For four decades Carl Hester has competed at the top of the sport in dressage, but the Paris Olympics may have been his last.
The 57-year-old rider is a seven-time Olympian. He contested his first Games in 1992 in Barcelona and has ridden for Great Britain at every games since except 1996 and 2008, earning four Olympic team medals, highlighted by a team gold in 2012.
His most recent medal: a team bronze captured at the Paris Games on Saturday.
One day later, Hester followed up that performance with the highest scoring Freestyle of his Olympic career in Sunday’s Individual Final.
“My God, I’m really happy—possibly the best freestyle I’ve ever done,” enthused Hester after his round. “[Fame] was the best he’s been all week.”
With two-tempi changes on a curve into a double pirouette and two-tempi into one-tempi changes, Hester’s test on the 14-year-old KWPN stallion had a high degree of difficulty. But their coup de maître was the swan song at the end, Mary Hopkin’s Those Were the Days—signalling the end of the test and, possibly, that of Hester’s competitive career.
“Why should I not retire after that?” said Hester. “I’m not sure, I could repeat that again.”
The performance earned Hester and Fame a new personal best score of 85.161. It’s just 1.319 off his career personal best of 86.48, earned on En Vogue at the 2020 LeMieux National Grand Prix Championships, and his best ever Freestyle score at an Olympic Games.
So if Paris is in fact the final Games of his career, he’s ending it on a high note.
“There’s two ways of looking at that,” continued Hester. “Either I’m getting better because today was my best day. Or I should stop there and not watch the downfall.”
But, as one reporter pointed out in the mixed media zone after the Freestyle, Hester “still has youth on his side” by comparison to countryman John Whitaker, who, at age 68, is still competing for his country in show jumping—and winning—at the 5* level. (Whitaker was member of the victorious Nations Cup team at Hickstead the month prior.)
“I do, if you look at it like that,” smiled Hester. “I also have a life and I’ve got other things to do.”
Whether he hangs up his shadbelly or not remains to be seen. But Hester has no intentional of putting away his riding boots.
“I’m not getting out of the sport,” he continued. “I still love training and riding and I love training people. That’s my passion. I’m not one of those [riders] just teaching for the sake of it. I love it. So no way I’m going to stop that.

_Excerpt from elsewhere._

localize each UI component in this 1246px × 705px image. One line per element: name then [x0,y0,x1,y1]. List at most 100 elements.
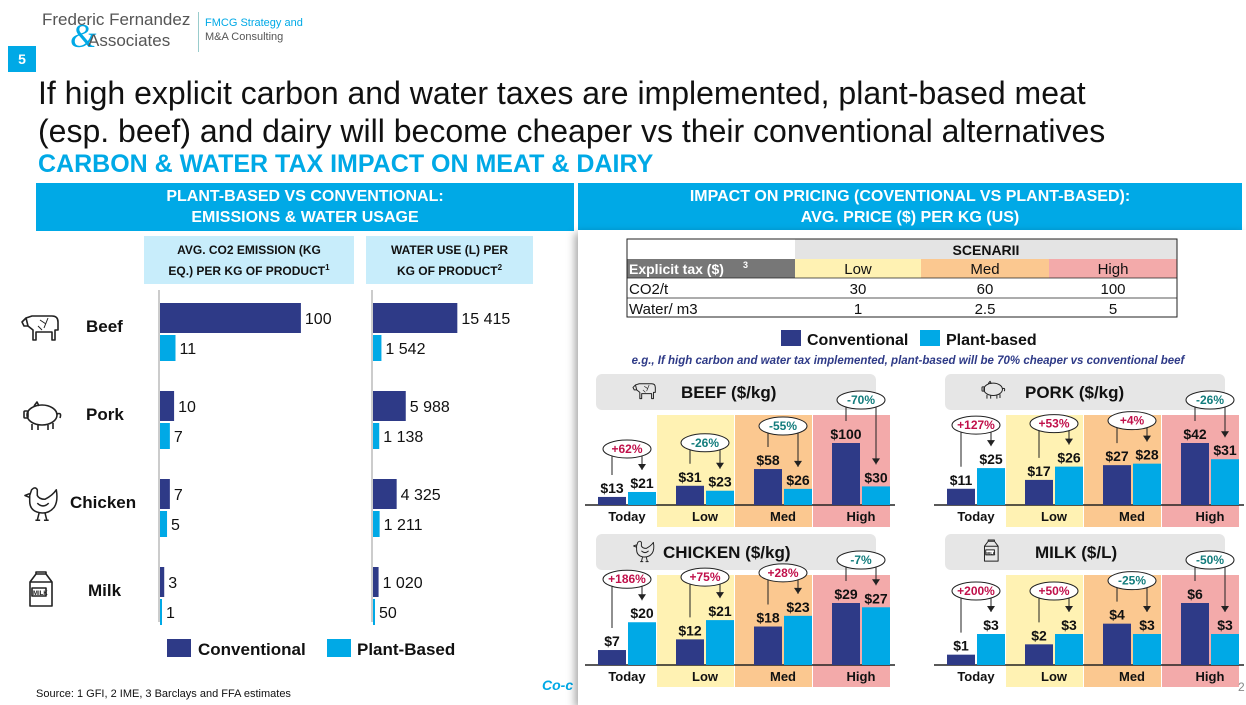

“But this feeling that you have for days on end before you compete, I can tell you it’s not easy to live with, for any of us. I mean, most mornings at 3:00 am you’re lying with your eyes wide open, thinking about if it’s going to be okay.”
Still, he admits, the adrenaline of Olympic competition is not without its allure.
“I just hope I don’t get stopped for speeding on the way home. I am on a high.”